Так Сталин уничтожал лучших граждан своей страны и одновременно с этим стелился перед чудовищем, от которого шарахались все здравомыслящие люди того времени. Логики тут не было никакой, а были беспримерная трусость, глупость и мерзость – во всей отвратительной наготе. Последствия всего этого были ужасны. Сто миллионов человек во всём мире отдали свои жизни, чтобы остановить фашистскую чуму. Этих смертей могло не быть, если бы тогда, в тридцать девятом, товарищ Сталин выказал хоть немного мужества, если бы не договаривался с Гитлером, не предлагал ему руку и своё чёрное сердце. И такому человеку писали отчаянные письма миллионы советских граждан! Молили его о спасении, просили о справедливости, взывали к состраданию… Всё это, конечно, было бессмысленно. Скорее бездушный камень откликнулся бы на эти отчаянные мольбы! Какое сердце не дрогнуло бы при мысли обо всех этих страданиях, о чудовищной смерти миллионов ни в чём не повинных людей? Нет такого сердца в природе! Но зато есть люди вовсе без сердца.

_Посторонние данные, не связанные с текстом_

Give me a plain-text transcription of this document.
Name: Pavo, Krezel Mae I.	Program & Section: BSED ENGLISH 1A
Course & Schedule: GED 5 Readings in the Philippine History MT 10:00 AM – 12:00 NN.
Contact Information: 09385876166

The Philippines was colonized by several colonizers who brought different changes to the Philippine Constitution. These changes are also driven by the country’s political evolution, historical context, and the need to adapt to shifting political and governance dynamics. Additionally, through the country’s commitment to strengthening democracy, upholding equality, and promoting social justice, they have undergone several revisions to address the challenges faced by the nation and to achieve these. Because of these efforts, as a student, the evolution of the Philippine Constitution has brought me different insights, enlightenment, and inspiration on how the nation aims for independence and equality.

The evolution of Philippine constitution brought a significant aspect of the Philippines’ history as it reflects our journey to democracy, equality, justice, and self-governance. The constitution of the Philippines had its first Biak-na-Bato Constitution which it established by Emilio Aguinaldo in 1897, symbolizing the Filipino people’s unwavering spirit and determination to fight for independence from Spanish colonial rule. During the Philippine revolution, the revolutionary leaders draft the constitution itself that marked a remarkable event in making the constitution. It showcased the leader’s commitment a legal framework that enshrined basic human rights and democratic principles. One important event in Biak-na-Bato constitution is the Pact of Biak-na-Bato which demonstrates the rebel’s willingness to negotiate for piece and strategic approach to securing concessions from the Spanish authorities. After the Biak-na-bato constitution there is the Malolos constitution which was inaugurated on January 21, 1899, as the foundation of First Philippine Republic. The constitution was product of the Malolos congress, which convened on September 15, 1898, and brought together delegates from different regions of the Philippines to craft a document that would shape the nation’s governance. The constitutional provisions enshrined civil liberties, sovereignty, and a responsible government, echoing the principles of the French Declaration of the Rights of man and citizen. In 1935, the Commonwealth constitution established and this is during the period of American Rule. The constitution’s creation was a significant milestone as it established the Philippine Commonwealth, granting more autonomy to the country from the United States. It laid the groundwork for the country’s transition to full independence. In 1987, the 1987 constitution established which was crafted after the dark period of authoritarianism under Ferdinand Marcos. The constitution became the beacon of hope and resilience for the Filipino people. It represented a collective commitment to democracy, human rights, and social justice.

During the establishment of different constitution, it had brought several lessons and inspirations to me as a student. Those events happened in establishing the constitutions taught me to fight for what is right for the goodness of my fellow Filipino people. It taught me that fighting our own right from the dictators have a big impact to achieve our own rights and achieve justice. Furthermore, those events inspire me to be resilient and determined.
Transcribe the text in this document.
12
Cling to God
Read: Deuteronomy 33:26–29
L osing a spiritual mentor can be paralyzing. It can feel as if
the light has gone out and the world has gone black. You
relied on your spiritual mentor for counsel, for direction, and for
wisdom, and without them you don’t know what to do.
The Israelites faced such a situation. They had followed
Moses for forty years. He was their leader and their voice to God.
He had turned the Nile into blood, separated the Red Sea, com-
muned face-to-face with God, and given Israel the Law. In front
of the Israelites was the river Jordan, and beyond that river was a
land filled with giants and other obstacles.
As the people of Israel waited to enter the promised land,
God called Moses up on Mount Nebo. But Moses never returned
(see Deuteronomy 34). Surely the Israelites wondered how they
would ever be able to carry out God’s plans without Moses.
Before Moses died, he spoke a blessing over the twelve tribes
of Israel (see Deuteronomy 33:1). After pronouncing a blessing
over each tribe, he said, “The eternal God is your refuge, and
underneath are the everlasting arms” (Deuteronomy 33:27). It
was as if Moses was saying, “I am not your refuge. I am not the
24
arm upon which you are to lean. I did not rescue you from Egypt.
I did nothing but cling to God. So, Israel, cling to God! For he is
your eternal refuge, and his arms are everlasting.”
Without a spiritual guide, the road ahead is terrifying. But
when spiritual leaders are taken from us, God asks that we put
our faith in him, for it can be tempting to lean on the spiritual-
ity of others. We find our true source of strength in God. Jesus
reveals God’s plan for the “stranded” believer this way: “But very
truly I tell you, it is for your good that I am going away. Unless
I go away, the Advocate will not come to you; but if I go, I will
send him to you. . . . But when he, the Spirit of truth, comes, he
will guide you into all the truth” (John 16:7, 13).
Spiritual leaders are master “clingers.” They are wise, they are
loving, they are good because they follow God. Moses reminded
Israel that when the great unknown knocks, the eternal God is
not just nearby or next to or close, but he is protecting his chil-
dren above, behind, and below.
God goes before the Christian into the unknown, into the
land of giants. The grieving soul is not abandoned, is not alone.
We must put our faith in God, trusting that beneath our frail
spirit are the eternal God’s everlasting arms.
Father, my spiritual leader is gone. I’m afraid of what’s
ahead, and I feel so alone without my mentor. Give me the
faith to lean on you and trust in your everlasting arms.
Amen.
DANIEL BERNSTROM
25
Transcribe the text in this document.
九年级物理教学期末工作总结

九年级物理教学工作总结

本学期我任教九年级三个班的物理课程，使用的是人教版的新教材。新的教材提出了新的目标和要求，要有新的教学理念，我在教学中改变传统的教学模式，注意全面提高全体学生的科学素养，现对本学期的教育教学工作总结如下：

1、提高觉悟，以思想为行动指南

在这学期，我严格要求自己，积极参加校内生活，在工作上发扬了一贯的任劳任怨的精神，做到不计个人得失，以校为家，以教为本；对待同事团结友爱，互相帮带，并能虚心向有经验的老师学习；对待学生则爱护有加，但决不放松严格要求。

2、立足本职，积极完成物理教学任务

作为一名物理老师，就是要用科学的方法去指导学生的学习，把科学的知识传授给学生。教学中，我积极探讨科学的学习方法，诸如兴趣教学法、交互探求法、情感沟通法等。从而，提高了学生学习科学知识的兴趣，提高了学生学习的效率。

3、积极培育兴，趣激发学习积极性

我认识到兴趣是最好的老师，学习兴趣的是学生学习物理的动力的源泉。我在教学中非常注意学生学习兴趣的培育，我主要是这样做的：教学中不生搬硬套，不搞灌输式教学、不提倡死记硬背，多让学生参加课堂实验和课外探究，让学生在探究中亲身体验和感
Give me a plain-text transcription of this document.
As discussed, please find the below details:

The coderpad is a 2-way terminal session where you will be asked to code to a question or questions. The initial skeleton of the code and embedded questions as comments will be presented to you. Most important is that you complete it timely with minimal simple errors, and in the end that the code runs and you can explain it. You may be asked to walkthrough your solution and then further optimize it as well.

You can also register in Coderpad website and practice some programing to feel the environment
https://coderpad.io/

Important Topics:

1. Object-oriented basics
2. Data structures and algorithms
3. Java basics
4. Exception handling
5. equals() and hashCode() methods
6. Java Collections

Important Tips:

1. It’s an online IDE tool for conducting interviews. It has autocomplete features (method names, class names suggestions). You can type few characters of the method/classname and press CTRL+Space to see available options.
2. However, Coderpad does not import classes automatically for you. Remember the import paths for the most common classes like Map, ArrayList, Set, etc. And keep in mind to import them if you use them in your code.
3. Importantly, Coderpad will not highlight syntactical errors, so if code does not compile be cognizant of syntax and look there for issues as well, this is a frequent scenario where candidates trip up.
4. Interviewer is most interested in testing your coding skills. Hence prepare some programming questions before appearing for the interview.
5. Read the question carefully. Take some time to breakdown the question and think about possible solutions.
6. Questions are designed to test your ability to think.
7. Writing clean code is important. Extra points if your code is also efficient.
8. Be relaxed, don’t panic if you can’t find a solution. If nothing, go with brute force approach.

Теперь это можно считать вполне установленным фактом.
Заявление Петра Поликарповича не могло ничего изменить в его судьбе, даже если бы и попало в руки Сталина. Но этого не случилось: оно преспокойно лежало в бронированном сейфе лейтенанта госбезопасности Котина. Никуда не ушло. Ничьих глаз не коснулось. Вся боль души и вся искренность были потрачены впустую.
Жена Петра Поликарповича также не оставляла попыток помочь своему мужу. Платок с кровавыми письменами она решила показать ответственному уполномоченному писательской организации – Николаю Волохову. Набравшись смелости, рано утром зашла к нему в кабинет.
Тот принял её неприветливо. Нахмурился, увидев в дверях. Опустил голову к бумагам, разложенным на столе, всем видом показывая занятость. Светлана робко прошла несколько шагов.
– Николай Иванович, вы меня не узнаёте? Неужели я так сильно изменилась? – спросила прерывистым голосом.
Волохов поднял голову.
– Я… узнал… Просто мне сейчас некогда. Вы по какому вопросу?
Светлана растерялась. Она ожидала в душе, что Волохов живо выйдет ей навстречу, возьмёт за руку и засыплет вопросами: что слышно о Петре Поликарповиче, как живёт она сама и чем он может ей помочь. Вместо этого – холод и плохо скрываемый страх. Она не знала, что две недели назад Волохов уже всё решил для себя. Губительный отзыв на книгу её мужа был уже написан, и также был сделан отказ поручиться за Пеплова. Если б она знала всё это, то, конечно, не пришла бы теперь унижаться. Но по традиции того времени никто ничего не ведал. Потому и стояла она перед прячущим глаза человеком, в то время как сердце её болезненно сжималось, а к горлу подступали предательские слёзы.